The problem with Batman is that, as one of DC Comics’ perennially popular characters, he can sometimes be used as a blunt marketing tool. Arkham City is a case in point. This book bridges the gap between two computer games: Arkham Asylum and Arkham City. The former was a highly acclaimed action adventure, which saw Batman roaming the corridors of Gotham’s institute for the criminally insane, beating up a healthy roster of villains. The sequel may be just as good, though the “let’s make this even bigger” rule of computer game sequels means that the outer walls of the asylum have been pushed out, giving Batman and his foes an extended urban playground to fight through.
This can’t happen without a backstory, which is where this book falls in to line. A malleable mayor is manipulated into creating the necessary infrastructure by a crazed psychiatrist, the usual villains are wheeled into position, and the key characters are put into place.

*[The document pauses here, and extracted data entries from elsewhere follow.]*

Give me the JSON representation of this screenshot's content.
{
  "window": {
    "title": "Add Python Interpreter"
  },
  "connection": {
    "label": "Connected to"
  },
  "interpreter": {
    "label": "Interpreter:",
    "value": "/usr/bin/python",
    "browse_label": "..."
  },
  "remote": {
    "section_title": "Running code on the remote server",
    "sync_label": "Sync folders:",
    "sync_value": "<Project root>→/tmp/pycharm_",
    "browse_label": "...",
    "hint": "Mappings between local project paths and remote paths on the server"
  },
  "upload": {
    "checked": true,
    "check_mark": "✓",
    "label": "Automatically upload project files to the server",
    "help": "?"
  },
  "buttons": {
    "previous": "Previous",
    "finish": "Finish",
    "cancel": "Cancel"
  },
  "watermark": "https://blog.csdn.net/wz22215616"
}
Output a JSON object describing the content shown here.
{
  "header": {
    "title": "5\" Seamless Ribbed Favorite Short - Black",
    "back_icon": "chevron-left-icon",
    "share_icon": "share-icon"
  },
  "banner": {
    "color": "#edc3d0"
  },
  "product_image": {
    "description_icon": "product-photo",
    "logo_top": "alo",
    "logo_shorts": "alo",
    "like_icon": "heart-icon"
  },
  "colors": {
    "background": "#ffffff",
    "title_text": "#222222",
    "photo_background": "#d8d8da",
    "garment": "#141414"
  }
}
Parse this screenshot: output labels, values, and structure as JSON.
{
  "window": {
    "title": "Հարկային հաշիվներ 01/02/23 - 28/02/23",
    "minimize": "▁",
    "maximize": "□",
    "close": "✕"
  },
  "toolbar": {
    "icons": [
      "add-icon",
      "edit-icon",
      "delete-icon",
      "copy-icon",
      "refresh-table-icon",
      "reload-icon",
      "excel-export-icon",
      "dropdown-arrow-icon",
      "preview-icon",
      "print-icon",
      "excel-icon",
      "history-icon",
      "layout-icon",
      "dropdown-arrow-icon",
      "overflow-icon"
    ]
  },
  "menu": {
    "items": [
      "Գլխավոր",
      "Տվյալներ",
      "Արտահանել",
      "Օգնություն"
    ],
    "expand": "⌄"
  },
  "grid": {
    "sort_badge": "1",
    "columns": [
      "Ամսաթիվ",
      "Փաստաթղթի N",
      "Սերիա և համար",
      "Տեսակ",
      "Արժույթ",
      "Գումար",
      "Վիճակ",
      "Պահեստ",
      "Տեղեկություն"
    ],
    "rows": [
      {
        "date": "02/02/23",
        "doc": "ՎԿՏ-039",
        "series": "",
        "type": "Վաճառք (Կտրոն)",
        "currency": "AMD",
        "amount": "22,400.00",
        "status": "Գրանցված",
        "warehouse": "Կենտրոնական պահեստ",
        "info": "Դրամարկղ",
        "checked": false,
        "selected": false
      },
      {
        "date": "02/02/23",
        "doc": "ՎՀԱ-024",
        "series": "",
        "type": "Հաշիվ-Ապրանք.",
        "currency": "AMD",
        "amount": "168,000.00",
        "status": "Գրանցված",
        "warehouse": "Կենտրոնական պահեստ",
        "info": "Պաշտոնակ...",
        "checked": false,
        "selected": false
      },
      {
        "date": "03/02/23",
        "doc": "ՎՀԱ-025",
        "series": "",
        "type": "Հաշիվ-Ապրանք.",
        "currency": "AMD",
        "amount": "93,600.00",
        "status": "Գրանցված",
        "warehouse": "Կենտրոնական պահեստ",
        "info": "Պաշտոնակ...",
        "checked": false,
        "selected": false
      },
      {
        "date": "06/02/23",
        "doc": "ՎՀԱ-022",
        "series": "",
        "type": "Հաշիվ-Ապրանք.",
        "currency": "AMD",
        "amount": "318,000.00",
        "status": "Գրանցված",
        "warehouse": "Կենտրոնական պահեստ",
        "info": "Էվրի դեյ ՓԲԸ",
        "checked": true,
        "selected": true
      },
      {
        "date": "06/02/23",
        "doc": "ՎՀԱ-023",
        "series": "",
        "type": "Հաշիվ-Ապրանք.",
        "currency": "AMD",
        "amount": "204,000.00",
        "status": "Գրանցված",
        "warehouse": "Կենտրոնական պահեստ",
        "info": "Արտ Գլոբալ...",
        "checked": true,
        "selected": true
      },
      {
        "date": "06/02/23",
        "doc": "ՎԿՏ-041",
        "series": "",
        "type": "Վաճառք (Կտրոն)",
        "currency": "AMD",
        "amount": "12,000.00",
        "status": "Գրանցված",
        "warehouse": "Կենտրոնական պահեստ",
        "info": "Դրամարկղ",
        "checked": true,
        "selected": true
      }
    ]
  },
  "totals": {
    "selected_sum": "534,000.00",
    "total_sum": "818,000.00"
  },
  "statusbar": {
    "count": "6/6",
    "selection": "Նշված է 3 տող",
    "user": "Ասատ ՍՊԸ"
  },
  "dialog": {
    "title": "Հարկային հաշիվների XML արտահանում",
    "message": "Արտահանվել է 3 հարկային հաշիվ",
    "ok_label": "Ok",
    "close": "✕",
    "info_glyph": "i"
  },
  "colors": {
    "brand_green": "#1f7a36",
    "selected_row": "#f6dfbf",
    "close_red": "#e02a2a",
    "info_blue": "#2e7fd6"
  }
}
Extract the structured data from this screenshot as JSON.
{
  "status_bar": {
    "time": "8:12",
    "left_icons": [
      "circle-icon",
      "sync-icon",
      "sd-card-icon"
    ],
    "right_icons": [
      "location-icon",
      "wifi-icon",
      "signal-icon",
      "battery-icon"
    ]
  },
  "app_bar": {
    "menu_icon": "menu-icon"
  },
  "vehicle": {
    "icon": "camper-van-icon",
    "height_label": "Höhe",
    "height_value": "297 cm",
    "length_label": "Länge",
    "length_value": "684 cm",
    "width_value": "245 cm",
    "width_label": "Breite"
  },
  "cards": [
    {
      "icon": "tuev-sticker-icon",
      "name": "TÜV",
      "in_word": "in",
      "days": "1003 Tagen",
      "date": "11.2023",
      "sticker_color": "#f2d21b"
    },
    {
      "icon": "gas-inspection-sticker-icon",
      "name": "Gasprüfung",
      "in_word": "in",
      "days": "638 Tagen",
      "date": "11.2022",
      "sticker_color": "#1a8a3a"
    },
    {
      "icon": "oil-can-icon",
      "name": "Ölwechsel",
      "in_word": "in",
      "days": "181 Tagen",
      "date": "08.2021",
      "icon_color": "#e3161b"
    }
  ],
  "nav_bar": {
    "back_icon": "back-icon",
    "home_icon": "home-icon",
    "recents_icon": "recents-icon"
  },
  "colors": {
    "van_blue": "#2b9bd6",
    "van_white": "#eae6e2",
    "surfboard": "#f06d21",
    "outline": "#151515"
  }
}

The trouble with a bridging story like this is that very little happens. After all, if something exciting were to happen, they’d probably have included it in the game. Then the book would be even less necessary than it is now.
The art is very attractive and Carlos D’Anda has a good line in balancing the cartoon elements of Batman’s grotesque array of villains with a bone-crunching solidity. We quickly fall into full page splash panels though, which make their mark on the design and set the stage for the game, but don’t offer much more than pretty posters for comic readers.
This is the ultimate issue with the book as a whole. It feels like a bit of a rip-off; a game mechanic shoe-horned into Gotham City to create a sequel to a computer game, then spawning a book as if to justify its existence.
If you’re so enamoured with Gotham’s finest and his digital escapades, then perhaps you’ll get a continuity kick out of this. But for fans of the comics alone, there’s very little for you here, and there are far better bat-titles you could be spending your money on.